Life 3.0: Being Human in the Age of Artificial Intelligence (Knopf, 2017)
By Max Tegmark, professor of physics, founder of the Future of Life Institute
From chapter 3, “The Near Future: Breakthroughs, Bugs, Laws, Weapons and Jobs” (© 2017 by Max Tegmark)
In order to reap [the] benefits of AI without creating new problems, we need to answer many important questions. For example:
1. How can we make future AI systems more robust than today’s, so that they do what we want without crashing, malfunctioning or getting hacked?
2. How can we update our legal systems to be more fair and efficient and to keep pace with the rapidly changing digital landscape?
3. How can we make weapons smarter and less prone to killing innocent civilians without triggering an out-of-control arms race in lethal autonomous weapons?
4. How can we grow our prosperity through automation without leaving people lacking income or purpose? These four near-term questions are aimed mainly at computer scientists, legal scholars, military strategists and economists, respectively. However, to help get the answers we need by the time we need them, everybody needs to join this conversation, because as we’ll see, the challenges transcend all traditional boundaries—both between specialties and between nations.
Machine, Platform, Crowd: Harnessing Our Digital Future (Norton, 2017)
By Erik Brynjolfsson PhD ’91, director of the MIT Initiative on the Digital Economy (IDE) and Schussel Family Professor of Management Science; and Andrew McAfee ’88, ’89, SM ’90, co-director, IDE
From the conclusion, “Economies and Societies Beyond Computation” (© 2017 by Erik Brynjolfsson and Andrew McAfee)

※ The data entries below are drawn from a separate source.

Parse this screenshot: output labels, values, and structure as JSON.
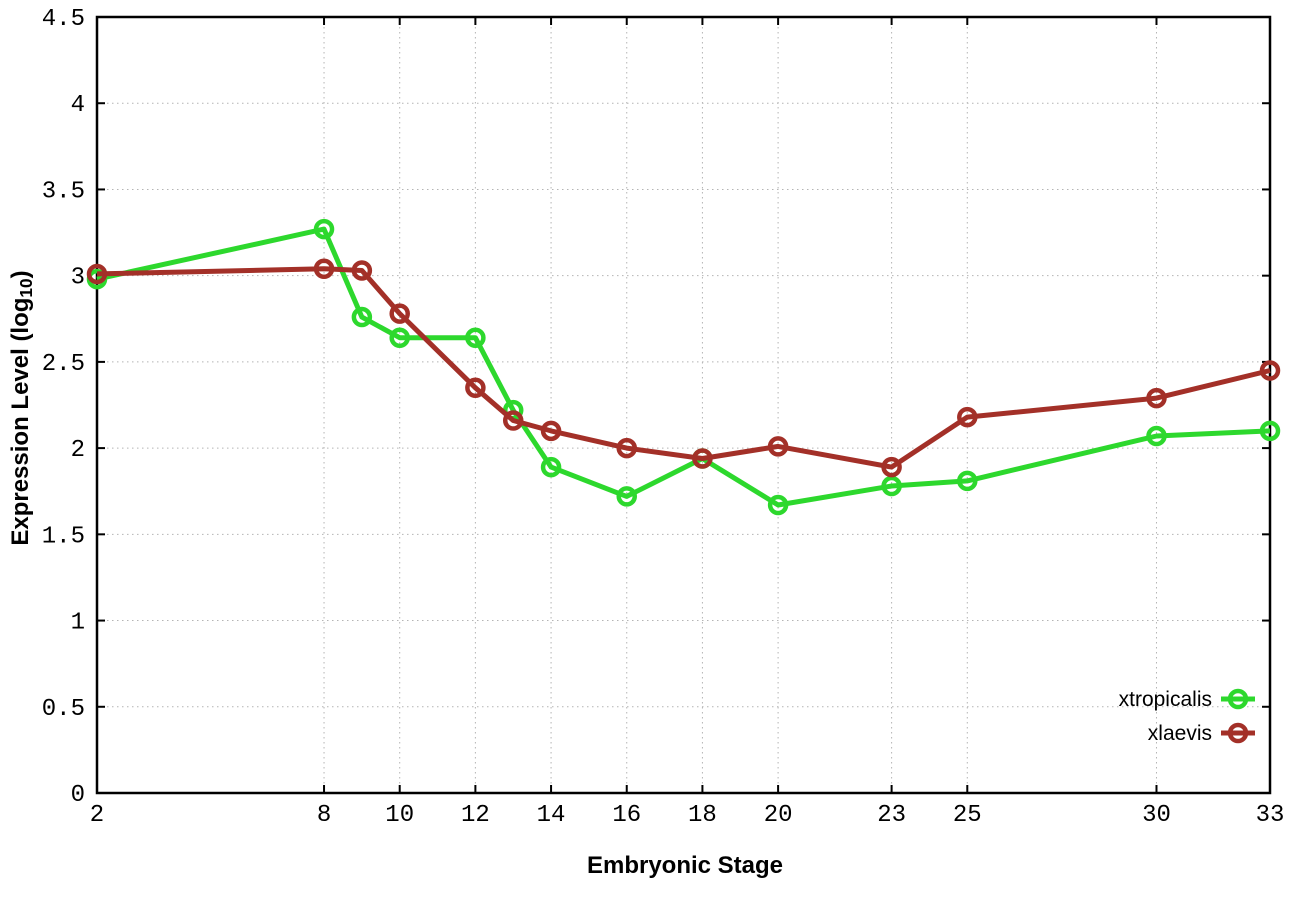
{
  "figure": {
    "background": "#ffffff",
    "x_axis_title": "Embryonic Stage",
    "y_axis_title": {
      "prefix": "Expression Level (log",
      "subscript": "10",
      "suffix": ")"
    }
  },
  "chart_data": {
    "type": "line",
    "title": "",
    "xlabel": "Embryonic Stage",
    "ylabel": "Expression Level (log10)",
    "x": [
      2,
      8,
      9,
      10,
      12,
      13,
      14,
      16,
      18,
      20,
      23,
      25,
      30,
      33
    ],
    "series": [
      {
        "name": "xtropicalis",
        "color": "#2dd82d",
        "marker": "open-circle",
        "values": [
          2.98,
          3.27,
          2.76,
          2.64,
          2.64,
          2.22,
          1.89,
          1.72,
          1.94,
          1.67,
          1.78,
          1.81,
          2.07,
          2.1
        ]
      },
      {
        "name": "xlaevis",
        "color": "#a33028",
        "marker": "open-circle",
        "values": [
          3.01,
          3.04,
          3.03,
          2.78,
          2.35,
          2.16,
          2.1,
          2.0,
          1.94,
          2.01,
          1.89,
          2.18,
          2.29,
          2.45
        ]
      }
    ],
    "xlim": [
      2,
      33
    ],
    "ylim": [
      0,
      4.5
    ],
    "x_ticks": [
      2,
      8,
      10,
      12,
      14,
      16,
      18,
      20,
      23,
      25,
      30,
      33
    ],
    "y_ticks": [
      0,
      0.5,
      1,
      1.5,
      2,
      2.5,
      3,
      3.5,
      4,
      4.5
    ],
    "grid": true,
    "grid_style": "dotted",
    "legend_position": "bottom-right",
    "legend_entries": [
      "xtropicalis",
      "xlaevis"
    ]
  },
  "colors": {
    "grid": "#b4b4b4",
    "border": "#000000",
    "tick_label": "#000000",
    "legend_text": "#000000"
  }
}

Although we field many requests for advice on how a company can thrive in the digital era, some of the most common questions we get take a broader view: What does the machine-platform-crowd transformation mean for society? Will machines leave people unemployed? Will powerful platforms control all our economic decisions? Will individuals have less freedom to decide how and when they work, where they live, and who their friends are?
These are profoundly important issues. But too often, they are variants of a single question: What will technology do to us?
And that’s not the right question. Technology is a tool. That is true whether it’s a hammer or a deep neural network. Tools don’t decide what happens to people. We decide. The lesson we’ve learned from studying thousands of companies over our careers is that while technology creates options, success depends on how people take advantage of these options. The success of a venture almost never turns on how much technology it can access, but on how its people use that technology, and on what values they imbue in the organization.
We have more powerful technology at our disposal than ever before, both as individuals and as a society. This means we have more power to change the world than ever before. [. . .] So we should ask not “What will technology do to us?” but rather “What do we want to do with technology?”